No perímetro mais sorridente, a diplomata revelou gostar do som do termo “Brexit suave” em português, considerando-lhe um “aspeto sofisticado”.
O português de Kirsty Hayes é, nesse sentido, mais percetível que o humor inglês, que sobrou até para citar o extrovertido secretário de Estado britânico, Boris Johnson, sobre doutrina europeia. “A minha política sobre bolo é a favor de comê-lo”, citou Hayes, diretamente da lista das mais conhecidas tiradas do líder da diplomacia britânica.

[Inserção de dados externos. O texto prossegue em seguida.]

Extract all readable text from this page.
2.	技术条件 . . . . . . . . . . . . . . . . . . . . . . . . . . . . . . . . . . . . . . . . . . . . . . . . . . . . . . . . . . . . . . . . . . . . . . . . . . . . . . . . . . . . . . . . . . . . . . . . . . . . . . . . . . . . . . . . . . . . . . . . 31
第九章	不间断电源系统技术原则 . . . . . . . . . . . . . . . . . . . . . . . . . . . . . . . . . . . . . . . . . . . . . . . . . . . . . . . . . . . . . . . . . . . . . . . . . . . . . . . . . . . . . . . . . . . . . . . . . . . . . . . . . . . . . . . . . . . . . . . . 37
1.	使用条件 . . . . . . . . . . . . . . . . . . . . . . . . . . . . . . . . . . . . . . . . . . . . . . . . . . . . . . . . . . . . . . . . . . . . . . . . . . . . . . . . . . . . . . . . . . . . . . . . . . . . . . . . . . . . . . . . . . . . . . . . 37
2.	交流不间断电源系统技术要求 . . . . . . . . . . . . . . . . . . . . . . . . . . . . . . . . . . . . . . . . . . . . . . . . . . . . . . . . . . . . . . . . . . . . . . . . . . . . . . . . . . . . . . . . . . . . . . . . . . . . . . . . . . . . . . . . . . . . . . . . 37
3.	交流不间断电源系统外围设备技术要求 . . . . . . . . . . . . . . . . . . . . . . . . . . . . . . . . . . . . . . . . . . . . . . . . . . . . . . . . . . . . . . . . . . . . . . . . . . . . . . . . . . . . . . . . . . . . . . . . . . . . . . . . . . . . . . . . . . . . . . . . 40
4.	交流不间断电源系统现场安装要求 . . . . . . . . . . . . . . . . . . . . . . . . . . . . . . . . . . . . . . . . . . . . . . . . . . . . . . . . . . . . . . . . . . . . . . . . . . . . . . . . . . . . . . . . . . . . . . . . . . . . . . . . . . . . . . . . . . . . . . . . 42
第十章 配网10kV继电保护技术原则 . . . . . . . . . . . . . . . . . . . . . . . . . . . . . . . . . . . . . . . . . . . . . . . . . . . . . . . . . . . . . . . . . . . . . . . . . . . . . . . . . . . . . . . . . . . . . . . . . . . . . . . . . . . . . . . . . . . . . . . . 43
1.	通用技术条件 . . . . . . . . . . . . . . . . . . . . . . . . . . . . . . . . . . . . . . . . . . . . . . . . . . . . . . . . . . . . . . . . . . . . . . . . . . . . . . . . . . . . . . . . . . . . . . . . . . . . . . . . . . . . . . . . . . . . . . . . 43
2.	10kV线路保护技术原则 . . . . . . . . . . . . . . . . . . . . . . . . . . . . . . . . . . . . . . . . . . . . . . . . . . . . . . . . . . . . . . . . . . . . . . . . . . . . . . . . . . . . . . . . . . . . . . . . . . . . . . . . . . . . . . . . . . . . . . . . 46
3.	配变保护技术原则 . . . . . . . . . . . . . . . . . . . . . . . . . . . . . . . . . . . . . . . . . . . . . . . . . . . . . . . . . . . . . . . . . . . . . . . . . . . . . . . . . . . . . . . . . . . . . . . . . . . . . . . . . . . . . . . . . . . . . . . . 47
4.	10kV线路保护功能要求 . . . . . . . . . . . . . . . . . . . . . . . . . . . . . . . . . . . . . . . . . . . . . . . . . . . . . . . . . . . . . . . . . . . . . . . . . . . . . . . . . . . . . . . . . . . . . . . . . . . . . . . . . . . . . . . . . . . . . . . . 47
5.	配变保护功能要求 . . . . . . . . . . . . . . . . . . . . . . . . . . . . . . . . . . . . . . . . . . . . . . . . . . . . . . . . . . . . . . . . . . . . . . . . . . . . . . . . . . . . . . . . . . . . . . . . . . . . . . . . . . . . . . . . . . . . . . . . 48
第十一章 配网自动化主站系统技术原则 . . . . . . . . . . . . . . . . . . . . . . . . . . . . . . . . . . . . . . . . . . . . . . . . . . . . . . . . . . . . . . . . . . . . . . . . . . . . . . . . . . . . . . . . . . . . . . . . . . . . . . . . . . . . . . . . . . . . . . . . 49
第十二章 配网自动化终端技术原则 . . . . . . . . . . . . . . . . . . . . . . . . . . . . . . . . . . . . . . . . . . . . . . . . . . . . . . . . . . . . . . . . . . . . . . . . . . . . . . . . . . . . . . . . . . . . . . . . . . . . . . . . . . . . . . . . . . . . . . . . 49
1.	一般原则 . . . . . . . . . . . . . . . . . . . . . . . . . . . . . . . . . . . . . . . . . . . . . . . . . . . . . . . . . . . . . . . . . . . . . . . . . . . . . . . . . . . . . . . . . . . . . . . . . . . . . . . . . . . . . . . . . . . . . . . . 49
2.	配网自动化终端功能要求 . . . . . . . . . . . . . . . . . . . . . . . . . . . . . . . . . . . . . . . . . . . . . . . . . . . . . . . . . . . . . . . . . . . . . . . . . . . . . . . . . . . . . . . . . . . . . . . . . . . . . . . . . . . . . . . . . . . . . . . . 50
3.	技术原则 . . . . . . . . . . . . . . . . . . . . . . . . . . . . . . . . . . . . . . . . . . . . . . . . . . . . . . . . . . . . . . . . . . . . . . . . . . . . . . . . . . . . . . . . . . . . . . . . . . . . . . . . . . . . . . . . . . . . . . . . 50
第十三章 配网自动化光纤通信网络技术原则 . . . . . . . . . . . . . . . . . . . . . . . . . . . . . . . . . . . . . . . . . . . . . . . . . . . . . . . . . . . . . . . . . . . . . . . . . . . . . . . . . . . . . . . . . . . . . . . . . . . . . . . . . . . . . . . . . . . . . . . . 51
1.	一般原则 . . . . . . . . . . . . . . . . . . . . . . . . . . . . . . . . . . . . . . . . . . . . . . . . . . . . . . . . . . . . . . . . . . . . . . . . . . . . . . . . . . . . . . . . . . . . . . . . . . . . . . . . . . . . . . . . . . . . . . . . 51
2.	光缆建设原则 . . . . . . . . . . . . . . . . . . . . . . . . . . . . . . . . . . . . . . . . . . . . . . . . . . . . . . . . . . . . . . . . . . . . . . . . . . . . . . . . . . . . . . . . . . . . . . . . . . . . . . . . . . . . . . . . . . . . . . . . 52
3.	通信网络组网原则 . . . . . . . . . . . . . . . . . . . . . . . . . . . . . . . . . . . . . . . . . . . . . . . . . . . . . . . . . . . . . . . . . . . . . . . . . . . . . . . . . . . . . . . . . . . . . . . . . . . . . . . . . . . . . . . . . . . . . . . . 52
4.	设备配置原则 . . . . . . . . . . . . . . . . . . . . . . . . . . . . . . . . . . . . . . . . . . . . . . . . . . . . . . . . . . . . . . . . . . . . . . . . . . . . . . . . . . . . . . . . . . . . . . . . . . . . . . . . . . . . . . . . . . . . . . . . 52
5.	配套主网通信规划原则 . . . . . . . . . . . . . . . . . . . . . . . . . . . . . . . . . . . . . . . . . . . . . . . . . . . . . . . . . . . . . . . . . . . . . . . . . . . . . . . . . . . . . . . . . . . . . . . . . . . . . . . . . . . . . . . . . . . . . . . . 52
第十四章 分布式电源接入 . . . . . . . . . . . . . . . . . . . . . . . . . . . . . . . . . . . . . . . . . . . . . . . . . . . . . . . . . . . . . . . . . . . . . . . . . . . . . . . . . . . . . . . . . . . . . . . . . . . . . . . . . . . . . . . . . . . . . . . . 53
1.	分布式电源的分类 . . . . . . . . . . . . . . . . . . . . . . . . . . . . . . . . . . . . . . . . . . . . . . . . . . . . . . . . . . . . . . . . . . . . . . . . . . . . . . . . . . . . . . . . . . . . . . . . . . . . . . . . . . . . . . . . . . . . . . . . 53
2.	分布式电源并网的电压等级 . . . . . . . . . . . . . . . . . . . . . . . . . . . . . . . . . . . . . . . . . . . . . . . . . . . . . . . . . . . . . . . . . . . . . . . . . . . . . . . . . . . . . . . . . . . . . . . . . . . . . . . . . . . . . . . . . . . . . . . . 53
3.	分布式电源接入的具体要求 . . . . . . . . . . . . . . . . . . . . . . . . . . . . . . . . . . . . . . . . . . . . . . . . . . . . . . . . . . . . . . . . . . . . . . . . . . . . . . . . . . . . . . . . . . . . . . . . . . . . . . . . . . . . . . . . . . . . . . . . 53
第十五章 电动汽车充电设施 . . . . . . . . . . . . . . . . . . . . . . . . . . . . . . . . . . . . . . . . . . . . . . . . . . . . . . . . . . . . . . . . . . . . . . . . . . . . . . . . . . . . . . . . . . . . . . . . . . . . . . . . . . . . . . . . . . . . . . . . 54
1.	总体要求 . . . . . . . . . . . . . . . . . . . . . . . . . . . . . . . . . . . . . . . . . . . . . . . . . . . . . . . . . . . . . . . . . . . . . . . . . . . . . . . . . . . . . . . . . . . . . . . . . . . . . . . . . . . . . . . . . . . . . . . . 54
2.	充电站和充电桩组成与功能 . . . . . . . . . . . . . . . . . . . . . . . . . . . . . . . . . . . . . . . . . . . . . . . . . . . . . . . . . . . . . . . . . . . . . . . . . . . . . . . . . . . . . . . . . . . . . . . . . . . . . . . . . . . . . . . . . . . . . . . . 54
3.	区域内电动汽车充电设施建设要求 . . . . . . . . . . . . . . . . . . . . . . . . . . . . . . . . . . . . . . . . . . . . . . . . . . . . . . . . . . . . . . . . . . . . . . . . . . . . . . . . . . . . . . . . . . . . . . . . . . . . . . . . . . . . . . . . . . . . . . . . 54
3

A embaixadora também buscou referências em Theresa May, a chefe de governo, reafirmando que a Grã-Bretanha pretende “uma nova parceria especial e profunda com a União Europeia”. “Apesar de sairmos da UE, não vamos sair da Europa”, recitou também. “Continuaremos um aliado” para o “nosso continente ser capaz de liderar no palco mundial.” A alusão plural (“nosso”) foi devidamente apreciada. A ideia de “não criar barreiras” idem, assim como a de os cidadãos “com talento” continuarem “a ser acolhidos”.
A ideia, diz Hayes, passa por “uma relação de futuro” em que “a boa vontade de todos é importante” – mais concretamente por “um acordo comercial mais ambicioso que o existente”.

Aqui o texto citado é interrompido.